Black History Month 2024: First Class- Ch. 10 Bolling, NOT Brown

This year for Black History Month we’ll review chapter by chapter Alison Stewart’s First Class: The Legacy of Dunbar, America’s First Black Public High School. This is more Truxton Circle related then this blog’s previous annual looks at Shaw resident and founder of Negro History Week (later Black history month) Dr. Carter G. Woodson’s Mis-Education of the Negro. As Dunbar High School is located in Truxton Circle currently taking up all of Square 554.

Most are familiar with Brown v. Board of Education. It is the US Supreme Court case cited and credited with desegregating American schools. What most don’t realize (because history seems to be a drive by affair where you briefly are told of a topic and then immediately run off to the next in the chronology) that Brown v. Board was made of 5 cases, a DC case being one of them. That DC case was Bolling v. Sharpe.

The note that a M St/Dunbar graduate, Charles Houston, was on the legal team seems unimportant. What the chapter does is give a sense of what public education was like for African American students in the 1950s.

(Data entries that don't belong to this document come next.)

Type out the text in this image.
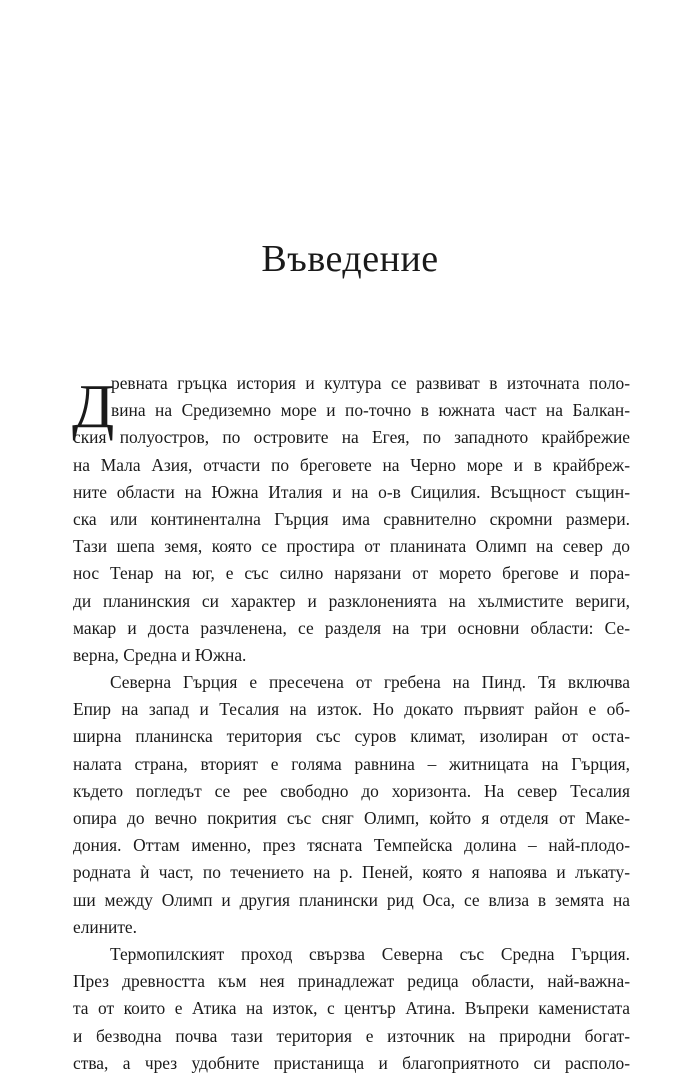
Въведение
Д
ревната гръцка история и култура се развиват в източната поло-
вина на Средиземно море и по-точно в южната част на Балкан-
ския полуостров, по островите на Егея, по западното крайбрежие
на Мала Азия, отчасти по бреговете на Черно море и в крайбреж-
ните области на Южна Италия и на о-в Сицилия. Всъщност същин-
ска или континентална Гърция има сравнително скромни размери.
Тази шепа земя, която се простира от планината Олимп на север до
нос Тенар на юг, е със силно нарязани от морето брегове и пора-
ди планинския си характер и разклоненията на хълмистите вериги,
макар и доста разчленена, се разделя на три основни области: Се-
верна, Средна и Южна.
Северна Гърция е пресечена от гребена на Пинд. Тя включва
Епир на запад и Тесалия на изток. Но докато първият район е об-
ширна планинска територия със суров климат, изолиран от оста-
налата страна, вторият е голяма равнина – житницата на Гърция,
където погледът се рее свободно до хоризонта. На север Тесалия
опира до вечно покрития със сняг Олимп, който я отделя от Маке-
дония. Оттам именно, през тясната Темпейска долина – най-плодо-
родната ѝ част, по течението на р. Пеней, която я напоява и лъкату-
ши между Олимп и другия планински рид Оса, се влиза в земята на
елините.
Термопилският проход свързва Северна със Средна Гърция.
През древността към нея принадлежат редица области, най-важна-
та от които е Атика на изток, с център Атина. Въпреки каменистата
и безводна почва тази територия е източник на природни богат-
ства, а чрез удобните пристанища и благоприятното си располо-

The previous chapters gave it for the 1940s and earlier. Both Dunbar and Armstrong were overcrowded in 1948, as well as the other Black high schools in the city.

Armstrong High School March 1942
Farm Security Administration – Office of War Information photograph collection (Library of Congress)- Armstrong High 1942.

May 17, 1954 the US Supreme Court made their decision on Brown v. Board and that year the District began a slow roll to desegregate starting at the elementary level. Of course, there was fighting. At least in the book, adults in positions of influence fighting about how the desegregation was going and planned.

I’m going to detour from the book to make a note. In the neighborhood had a smattering of white families in the 1950 census and by 1960, they’re gone. Doing the WSIC 1950 sell off series, I know why. It wasn’t because of school desegregation that had the families moving out. It was that those households were renters and their landlord WSIC decided to sell, specifically to Black buyers. Just looking at the census demographics and knowing about desegregation, it’s no great leap to assume that the change was due to the schools. Okay, back to the book.

“By 1957, Superintendent Hobart Corning declared, “Desegregation id complete.” But he then added this: “Desegregation is the moving about of people and things, Integration is a much longer process depending the creation of a community.”” So what does this mean for Dunbar, a school dedicated to Black academic excellence? Well it was the beginning of the end of that tradition and that culture.

Those fighting hard for desegregation weren’t thinking about Dunbar and what would come of its teachers and prospective students.  Dunbar was on its way to becoming just a neighborhood school.